Iger also describes his ideological work, such as his pro-active decision to fire the actress Roseanne Barr for expressing beliefs he disagrees with. He proudly discussed the appreciative call he received from a Democratic party staffer for doing so. But given the success Disney’s market cap has had since Iger took over — from approximately $50 billion to approximately $300 billion — shareholders were ok with Iger spending some of the company’s political capital to help his own image.

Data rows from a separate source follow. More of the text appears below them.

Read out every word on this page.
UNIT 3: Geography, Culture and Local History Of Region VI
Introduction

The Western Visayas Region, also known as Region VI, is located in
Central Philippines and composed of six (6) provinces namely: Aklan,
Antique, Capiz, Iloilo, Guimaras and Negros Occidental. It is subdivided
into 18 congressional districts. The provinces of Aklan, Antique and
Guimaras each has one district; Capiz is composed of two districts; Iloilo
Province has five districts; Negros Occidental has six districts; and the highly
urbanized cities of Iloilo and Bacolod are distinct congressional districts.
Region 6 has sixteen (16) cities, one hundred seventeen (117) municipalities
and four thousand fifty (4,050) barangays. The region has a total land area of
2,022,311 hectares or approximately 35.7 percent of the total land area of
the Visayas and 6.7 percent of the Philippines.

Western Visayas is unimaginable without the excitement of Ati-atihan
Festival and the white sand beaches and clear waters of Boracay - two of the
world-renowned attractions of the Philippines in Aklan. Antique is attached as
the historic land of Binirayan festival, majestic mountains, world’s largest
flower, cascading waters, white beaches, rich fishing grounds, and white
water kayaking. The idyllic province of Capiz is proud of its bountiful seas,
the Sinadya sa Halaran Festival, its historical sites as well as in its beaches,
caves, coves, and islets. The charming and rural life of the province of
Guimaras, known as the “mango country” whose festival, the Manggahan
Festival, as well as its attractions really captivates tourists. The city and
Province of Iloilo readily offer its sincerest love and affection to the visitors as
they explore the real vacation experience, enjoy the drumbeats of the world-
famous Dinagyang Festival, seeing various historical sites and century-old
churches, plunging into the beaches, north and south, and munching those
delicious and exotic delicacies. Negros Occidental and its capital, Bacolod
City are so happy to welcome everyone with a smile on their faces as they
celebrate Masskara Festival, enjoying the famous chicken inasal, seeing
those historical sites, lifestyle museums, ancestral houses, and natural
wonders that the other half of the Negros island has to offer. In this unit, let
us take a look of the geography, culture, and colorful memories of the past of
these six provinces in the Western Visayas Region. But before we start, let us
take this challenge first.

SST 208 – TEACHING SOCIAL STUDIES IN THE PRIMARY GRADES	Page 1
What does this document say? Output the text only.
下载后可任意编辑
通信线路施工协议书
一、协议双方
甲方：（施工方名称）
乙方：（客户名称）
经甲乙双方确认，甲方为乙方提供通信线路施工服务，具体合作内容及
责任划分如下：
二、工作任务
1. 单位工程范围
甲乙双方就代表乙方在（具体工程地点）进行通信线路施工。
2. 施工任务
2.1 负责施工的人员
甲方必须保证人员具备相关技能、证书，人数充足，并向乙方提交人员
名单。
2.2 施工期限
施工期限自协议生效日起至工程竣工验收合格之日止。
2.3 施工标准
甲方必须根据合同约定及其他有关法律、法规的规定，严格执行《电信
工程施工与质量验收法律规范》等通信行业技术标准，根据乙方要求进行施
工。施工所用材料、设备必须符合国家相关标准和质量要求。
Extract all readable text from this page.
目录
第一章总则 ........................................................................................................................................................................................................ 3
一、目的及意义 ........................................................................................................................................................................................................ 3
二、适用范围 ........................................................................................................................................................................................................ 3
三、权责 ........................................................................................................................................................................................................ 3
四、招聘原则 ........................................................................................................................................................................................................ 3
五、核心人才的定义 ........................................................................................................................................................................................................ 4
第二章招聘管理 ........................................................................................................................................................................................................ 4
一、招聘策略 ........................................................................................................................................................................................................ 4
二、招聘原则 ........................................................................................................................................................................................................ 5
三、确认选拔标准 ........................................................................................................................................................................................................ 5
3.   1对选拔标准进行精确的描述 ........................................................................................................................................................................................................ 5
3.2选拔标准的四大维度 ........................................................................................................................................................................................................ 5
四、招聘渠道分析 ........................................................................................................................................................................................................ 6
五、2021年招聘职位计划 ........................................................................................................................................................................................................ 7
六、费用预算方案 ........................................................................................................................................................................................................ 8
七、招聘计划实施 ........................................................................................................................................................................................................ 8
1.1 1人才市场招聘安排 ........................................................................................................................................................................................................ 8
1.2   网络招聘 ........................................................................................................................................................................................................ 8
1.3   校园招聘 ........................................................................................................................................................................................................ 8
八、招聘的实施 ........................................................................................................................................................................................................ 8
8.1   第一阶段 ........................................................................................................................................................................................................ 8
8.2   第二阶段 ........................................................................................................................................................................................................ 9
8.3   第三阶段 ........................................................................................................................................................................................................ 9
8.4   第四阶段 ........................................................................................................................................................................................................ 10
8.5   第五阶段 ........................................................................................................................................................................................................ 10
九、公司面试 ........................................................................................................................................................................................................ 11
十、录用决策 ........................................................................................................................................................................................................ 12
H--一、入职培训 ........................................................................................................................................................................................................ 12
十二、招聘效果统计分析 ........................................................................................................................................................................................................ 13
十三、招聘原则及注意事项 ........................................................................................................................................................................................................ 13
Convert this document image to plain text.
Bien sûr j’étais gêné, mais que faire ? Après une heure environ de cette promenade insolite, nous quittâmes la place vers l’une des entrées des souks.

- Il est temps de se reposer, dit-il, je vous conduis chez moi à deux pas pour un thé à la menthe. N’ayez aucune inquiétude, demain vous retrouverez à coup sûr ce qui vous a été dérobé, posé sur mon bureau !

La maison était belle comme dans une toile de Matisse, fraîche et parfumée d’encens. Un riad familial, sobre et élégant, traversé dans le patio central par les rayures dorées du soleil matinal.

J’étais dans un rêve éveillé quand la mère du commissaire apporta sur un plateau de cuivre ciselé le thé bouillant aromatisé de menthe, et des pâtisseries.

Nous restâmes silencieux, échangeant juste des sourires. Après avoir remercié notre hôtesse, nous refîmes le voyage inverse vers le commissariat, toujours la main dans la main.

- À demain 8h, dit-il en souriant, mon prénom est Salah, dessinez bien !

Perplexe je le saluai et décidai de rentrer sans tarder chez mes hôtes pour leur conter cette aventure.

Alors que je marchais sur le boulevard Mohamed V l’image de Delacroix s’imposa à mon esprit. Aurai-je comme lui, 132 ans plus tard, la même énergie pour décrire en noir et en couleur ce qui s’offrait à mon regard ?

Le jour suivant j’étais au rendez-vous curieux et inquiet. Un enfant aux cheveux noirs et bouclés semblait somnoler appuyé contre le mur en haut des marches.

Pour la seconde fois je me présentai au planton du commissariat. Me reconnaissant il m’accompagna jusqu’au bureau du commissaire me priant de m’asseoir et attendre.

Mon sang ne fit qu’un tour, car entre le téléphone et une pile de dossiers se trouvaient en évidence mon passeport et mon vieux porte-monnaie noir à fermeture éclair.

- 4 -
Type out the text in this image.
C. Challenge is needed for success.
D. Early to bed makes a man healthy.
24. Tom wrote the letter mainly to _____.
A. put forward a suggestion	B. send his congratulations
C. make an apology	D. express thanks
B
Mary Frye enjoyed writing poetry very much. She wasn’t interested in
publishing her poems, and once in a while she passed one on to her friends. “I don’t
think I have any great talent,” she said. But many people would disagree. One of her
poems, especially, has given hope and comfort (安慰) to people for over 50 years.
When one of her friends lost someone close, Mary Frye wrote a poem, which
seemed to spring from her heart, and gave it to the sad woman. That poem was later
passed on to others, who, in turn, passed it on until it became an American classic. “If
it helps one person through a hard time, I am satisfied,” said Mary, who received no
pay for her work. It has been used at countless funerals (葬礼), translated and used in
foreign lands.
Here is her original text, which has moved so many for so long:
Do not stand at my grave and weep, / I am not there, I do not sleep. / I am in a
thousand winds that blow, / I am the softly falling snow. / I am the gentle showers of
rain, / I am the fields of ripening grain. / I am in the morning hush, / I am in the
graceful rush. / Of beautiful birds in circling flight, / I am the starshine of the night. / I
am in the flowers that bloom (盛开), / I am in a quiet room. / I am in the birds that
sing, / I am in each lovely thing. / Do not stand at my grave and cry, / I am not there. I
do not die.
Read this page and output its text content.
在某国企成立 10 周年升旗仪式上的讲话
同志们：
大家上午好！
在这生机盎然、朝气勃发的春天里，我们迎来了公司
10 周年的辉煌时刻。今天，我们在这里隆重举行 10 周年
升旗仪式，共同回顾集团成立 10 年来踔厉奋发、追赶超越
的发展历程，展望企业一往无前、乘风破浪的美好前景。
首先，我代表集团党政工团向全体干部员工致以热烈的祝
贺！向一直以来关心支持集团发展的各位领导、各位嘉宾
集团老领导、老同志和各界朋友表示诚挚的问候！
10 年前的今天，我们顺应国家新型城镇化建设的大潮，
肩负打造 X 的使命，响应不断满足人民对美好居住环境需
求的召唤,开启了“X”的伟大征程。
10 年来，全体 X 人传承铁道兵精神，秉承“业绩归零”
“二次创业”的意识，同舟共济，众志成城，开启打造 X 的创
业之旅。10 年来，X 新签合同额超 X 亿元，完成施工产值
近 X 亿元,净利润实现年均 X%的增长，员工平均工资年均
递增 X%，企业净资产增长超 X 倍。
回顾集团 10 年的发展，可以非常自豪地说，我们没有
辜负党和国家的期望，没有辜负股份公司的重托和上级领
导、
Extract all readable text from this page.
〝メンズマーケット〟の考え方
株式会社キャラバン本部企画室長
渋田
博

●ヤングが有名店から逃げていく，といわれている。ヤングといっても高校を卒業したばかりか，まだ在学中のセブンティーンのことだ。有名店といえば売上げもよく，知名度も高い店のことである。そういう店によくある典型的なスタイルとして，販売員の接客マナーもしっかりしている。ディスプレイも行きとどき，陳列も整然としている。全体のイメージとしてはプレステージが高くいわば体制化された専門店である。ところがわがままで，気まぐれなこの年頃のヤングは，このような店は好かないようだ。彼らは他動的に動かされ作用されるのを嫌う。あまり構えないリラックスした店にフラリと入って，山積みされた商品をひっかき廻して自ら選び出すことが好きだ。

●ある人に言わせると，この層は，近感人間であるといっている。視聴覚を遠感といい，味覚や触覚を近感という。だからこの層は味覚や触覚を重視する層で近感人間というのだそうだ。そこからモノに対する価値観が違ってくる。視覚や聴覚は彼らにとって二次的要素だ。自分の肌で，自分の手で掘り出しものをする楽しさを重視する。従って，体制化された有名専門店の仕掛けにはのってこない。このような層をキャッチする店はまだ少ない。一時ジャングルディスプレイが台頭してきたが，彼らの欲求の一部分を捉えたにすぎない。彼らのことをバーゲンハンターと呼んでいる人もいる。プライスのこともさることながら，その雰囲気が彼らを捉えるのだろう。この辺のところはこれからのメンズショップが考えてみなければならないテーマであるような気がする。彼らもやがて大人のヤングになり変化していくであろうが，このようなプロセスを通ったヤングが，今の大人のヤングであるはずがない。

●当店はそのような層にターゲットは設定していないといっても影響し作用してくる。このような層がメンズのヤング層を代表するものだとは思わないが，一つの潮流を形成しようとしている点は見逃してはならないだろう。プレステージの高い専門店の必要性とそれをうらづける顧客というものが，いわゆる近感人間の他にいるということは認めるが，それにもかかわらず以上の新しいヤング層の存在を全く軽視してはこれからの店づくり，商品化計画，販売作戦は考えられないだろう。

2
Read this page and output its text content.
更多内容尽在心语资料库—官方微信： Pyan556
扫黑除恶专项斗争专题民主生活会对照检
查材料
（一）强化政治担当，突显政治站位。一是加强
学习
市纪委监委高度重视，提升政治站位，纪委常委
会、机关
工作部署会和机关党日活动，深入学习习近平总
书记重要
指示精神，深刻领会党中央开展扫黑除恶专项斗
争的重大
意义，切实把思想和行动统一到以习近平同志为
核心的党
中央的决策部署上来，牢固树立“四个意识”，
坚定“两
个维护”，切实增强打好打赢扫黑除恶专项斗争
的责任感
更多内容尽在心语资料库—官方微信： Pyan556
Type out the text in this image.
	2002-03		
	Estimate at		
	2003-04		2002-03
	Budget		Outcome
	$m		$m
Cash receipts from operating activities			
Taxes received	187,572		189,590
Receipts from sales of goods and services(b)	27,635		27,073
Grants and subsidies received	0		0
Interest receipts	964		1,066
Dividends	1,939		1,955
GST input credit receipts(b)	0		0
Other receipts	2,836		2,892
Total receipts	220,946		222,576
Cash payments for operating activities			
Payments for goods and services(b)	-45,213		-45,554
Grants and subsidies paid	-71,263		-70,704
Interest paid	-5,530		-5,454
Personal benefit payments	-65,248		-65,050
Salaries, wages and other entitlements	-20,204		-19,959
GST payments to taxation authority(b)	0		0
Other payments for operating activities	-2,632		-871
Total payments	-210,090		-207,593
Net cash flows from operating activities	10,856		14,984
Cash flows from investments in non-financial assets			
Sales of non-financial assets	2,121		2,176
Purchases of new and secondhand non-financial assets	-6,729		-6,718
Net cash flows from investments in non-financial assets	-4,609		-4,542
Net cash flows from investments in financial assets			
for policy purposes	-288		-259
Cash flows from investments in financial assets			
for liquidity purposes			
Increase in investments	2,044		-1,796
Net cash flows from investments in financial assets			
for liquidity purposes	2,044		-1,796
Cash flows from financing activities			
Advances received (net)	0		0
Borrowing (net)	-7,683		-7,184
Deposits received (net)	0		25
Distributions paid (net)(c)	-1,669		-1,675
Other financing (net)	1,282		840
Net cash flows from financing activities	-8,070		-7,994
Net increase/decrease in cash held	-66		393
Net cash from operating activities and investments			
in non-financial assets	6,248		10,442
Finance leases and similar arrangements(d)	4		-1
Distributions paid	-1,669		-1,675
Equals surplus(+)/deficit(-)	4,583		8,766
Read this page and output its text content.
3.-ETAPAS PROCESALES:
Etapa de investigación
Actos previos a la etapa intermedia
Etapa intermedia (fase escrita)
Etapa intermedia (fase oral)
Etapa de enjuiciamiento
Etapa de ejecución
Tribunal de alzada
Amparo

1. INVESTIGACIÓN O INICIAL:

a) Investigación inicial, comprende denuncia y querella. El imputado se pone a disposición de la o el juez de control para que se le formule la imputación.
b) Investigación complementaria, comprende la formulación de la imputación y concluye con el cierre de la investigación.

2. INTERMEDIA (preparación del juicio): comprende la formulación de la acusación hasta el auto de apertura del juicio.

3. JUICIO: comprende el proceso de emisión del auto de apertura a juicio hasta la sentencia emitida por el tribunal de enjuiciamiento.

I wish Bob Iger had shared more about the future of Disney — the Disney+ streaming service. While he briefly discusses the acquisition of BAMtech and Disney’s view of Twitter as a potential distribution platform, the reader leaves knowing much less about this than about the Pixar, Marvel, or LucasFilm work. Perhaps this is on purpose. Those are accomplishments of the past. The successes and gambles of Disney+ belong to the present or the future. Disney is simultaneously competing with established giants like Netflix and new entrants like AT&T’s HBO Max. Loose lips may sink ships.

I am glad I read more of Ride of a Lifetime. I appreciate Iger more than just the person who bought Pixar and launched Disney+. I can see the success of a man who leads in a way I would find personally obnoxious. And I wonder what comes next.

I read The Ride of a Lifetime: Lessons Learned from 15 Years as CEO of Walt Disney Company in the Audible edition.